Like you, dear readers, from time to time WAM's gorgeous spam-box is stuffed to the gills with kindly letters from totally well-meaning Nigerians who are simply DYING to help us deposit a gazillion dollars in our checking account (if we'd just be a dove and provide them with our banking information and social security number). Known as the 419 or "Spanish Prisoner" scam, it's really the oldest trick out there (not counting Madonna). We're not the first to have fun at their expense (Ebola Monkey did it first and best), nor will we be the last.
But our most recent Nigerian business opportunity was so unique we couldn't resist resurrecting one Ms. Whupassa Stuart Masterson to respond to his heart-wrenching and florid query.
You may read the original spam here, in PDF (alas, it's too long to repeat in this post). The short version goes something like this: The Reverend Ojegbekilo of the dazzling Okuhuke Community Church would like us to know that God is busily blessing Nigeria. But while the good reverend is saving simply oodles of negros from the oily bosom of lucifer, for some reason, most of his converts are too old to read normal bibles. Would we care to help him purchase 20 large print King James versions? Oh, and please help his negro orphans. Got it?
Take it away, Whupassa!
Gosh, I was so thrilled to get your email! It's such a coincidence! I just got back from church. Today, Pastor Mike Huckabee (of the Greater Tuscaloosa Pentecostal Church of Signs Appearing) told us that Jesus wants us to spread the gospel to everyone, even negros and rag-heads. Then he handed out the snakes.
I would love to help you buy Bibles for your old people! My mom, bless her heart, is an old person. Last spring she crashed her Dodge Dart into a cow and ever since she thinks she's Eydie Gormé. So now I keep her chained to the couch.
Anywho, I've got lots of money to send. Back in 1993 I got my eye poked out by an excitable IHOP waitress (who had very strong feelings about not putting ketchup on waffles). So I sued and got $50,000! Unfortunately, half of it's tied up right now because a nice man from your country named Buttfungi Cowabunga wrote to me last month because he's trying to get $10 million out of your country (something to do with a dead oil guy), and all he needed was $25,000 and my account information! So soon I'm going to have even more money to send you! Praise Jesus! In the meantime, I'd be happy to send some casseroles. I could send my famous Lime Jello Marshmallow Cottage Cheese Surprise! Or how about my world renowned Weenies-Velveeta-and-Doritos Yum Pie? I made both for our Annual Fourth of July White Power Picnic and they were both great big fat hits!

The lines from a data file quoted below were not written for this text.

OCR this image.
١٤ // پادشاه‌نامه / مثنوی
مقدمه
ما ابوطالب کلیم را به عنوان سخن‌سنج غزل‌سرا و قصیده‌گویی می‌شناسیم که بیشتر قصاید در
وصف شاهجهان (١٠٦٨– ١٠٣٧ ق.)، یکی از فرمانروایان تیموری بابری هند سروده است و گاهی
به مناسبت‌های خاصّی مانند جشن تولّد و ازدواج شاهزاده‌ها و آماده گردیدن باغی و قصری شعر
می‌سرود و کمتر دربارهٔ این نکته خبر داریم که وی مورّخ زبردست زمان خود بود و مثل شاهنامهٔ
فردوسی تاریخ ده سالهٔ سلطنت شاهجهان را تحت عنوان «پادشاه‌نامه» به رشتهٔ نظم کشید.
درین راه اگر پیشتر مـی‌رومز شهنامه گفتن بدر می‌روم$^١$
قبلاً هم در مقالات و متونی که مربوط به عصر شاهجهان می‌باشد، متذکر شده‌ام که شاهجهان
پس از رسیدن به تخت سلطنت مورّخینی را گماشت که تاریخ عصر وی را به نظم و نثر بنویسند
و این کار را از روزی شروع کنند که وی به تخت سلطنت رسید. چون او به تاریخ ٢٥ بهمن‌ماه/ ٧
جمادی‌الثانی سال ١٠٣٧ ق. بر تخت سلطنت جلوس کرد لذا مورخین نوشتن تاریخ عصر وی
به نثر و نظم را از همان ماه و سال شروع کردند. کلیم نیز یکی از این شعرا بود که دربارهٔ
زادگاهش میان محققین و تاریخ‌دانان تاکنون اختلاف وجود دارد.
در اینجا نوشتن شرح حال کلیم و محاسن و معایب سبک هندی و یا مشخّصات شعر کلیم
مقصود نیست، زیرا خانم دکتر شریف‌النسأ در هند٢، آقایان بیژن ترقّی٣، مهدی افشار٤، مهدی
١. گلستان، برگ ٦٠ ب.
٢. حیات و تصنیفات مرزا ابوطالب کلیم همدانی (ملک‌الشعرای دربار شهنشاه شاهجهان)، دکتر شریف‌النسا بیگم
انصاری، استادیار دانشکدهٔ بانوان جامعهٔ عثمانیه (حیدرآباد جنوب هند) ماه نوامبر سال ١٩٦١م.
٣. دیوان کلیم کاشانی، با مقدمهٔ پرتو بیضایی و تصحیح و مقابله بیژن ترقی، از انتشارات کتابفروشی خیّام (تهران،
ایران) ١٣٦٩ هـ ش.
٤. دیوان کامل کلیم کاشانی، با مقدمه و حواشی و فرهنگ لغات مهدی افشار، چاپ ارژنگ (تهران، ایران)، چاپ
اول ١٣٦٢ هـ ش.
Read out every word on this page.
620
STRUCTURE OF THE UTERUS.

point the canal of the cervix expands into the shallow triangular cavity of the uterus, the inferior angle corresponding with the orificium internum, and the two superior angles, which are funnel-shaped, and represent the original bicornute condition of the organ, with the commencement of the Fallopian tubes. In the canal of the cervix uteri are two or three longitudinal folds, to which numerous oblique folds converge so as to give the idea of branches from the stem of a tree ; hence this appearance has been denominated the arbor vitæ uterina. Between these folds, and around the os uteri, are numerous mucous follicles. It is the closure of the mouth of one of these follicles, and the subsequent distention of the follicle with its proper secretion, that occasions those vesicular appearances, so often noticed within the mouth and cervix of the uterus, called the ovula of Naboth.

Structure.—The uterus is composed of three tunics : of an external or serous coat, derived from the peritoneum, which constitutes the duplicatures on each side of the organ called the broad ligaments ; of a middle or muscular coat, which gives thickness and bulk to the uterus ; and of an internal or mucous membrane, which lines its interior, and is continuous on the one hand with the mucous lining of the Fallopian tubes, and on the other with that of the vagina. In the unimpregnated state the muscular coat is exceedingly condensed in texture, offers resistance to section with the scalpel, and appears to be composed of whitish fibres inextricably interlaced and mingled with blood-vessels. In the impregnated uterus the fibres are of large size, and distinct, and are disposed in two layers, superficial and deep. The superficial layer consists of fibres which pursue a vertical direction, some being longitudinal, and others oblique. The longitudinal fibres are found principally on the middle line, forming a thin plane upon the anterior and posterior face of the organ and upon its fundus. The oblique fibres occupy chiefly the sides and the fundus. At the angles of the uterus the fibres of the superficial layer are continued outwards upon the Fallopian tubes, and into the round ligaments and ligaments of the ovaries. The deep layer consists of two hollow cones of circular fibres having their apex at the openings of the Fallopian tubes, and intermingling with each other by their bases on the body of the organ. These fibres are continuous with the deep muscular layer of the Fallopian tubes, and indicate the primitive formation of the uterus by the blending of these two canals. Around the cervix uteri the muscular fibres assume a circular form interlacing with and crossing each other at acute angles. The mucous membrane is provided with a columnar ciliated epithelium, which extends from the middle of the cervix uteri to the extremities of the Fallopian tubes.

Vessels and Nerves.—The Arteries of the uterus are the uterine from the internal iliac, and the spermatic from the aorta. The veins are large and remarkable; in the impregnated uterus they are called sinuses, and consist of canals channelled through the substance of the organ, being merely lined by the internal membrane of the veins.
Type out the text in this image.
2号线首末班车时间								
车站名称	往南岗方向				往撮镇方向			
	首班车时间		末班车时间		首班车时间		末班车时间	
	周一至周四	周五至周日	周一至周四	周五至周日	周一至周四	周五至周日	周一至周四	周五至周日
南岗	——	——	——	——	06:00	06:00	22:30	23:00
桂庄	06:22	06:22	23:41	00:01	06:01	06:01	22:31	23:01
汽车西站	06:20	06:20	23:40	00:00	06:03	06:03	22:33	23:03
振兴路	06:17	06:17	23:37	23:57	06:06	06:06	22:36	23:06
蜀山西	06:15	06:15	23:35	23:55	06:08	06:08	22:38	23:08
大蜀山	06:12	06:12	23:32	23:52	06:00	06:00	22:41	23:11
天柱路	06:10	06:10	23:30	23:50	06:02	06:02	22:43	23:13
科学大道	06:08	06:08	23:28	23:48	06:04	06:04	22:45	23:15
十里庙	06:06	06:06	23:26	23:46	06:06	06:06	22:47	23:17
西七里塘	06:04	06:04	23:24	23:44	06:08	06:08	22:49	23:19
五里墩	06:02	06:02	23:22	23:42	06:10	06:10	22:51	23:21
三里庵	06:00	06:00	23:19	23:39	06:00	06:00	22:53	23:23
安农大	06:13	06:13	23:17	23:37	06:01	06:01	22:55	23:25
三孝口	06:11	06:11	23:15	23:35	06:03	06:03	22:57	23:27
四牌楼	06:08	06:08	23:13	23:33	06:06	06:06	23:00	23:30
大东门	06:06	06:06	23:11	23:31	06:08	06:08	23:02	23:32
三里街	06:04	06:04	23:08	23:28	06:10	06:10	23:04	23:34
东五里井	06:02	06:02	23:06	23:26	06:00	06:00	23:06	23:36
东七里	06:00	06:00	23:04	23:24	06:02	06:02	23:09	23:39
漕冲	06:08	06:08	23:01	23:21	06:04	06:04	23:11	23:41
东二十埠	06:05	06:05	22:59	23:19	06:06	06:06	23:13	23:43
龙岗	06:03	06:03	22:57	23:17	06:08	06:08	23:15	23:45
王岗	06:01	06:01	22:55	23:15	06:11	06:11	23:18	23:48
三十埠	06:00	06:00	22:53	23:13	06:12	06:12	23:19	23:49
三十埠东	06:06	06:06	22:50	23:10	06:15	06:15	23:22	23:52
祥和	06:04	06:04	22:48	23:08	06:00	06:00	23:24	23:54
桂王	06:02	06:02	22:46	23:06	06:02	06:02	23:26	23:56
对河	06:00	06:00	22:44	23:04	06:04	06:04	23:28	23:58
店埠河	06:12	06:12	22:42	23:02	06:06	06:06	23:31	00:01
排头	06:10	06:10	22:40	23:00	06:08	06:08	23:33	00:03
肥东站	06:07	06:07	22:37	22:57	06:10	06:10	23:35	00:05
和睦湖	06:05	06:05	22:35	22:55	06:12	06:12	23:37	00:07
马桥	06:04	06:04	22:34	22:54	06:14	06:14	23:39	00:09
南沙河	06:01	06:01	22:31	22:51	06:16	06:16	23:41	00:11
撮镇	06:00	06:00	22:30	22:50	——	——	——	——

But I have some questions. First, what kind of Bibles are you giving to your old folks? I don't want to pay for any homo version. If King James was good enough for Jesus, it's good enough for me! Also, how come you don't want Bibles on tape? I have a Bible on tape read by Sarah Palin and it's just super!
Nigeria sounds beautiful. Is it in France? Do you like french fries? I do, especially with maple syrup (but don't tell that to a certain cranky IHOP waitress who shall remain nameless).
Yours in Christ,
Whupassa Stuart Masterson
We sure hope Reverend Ojegbekilo responds. This could be fun.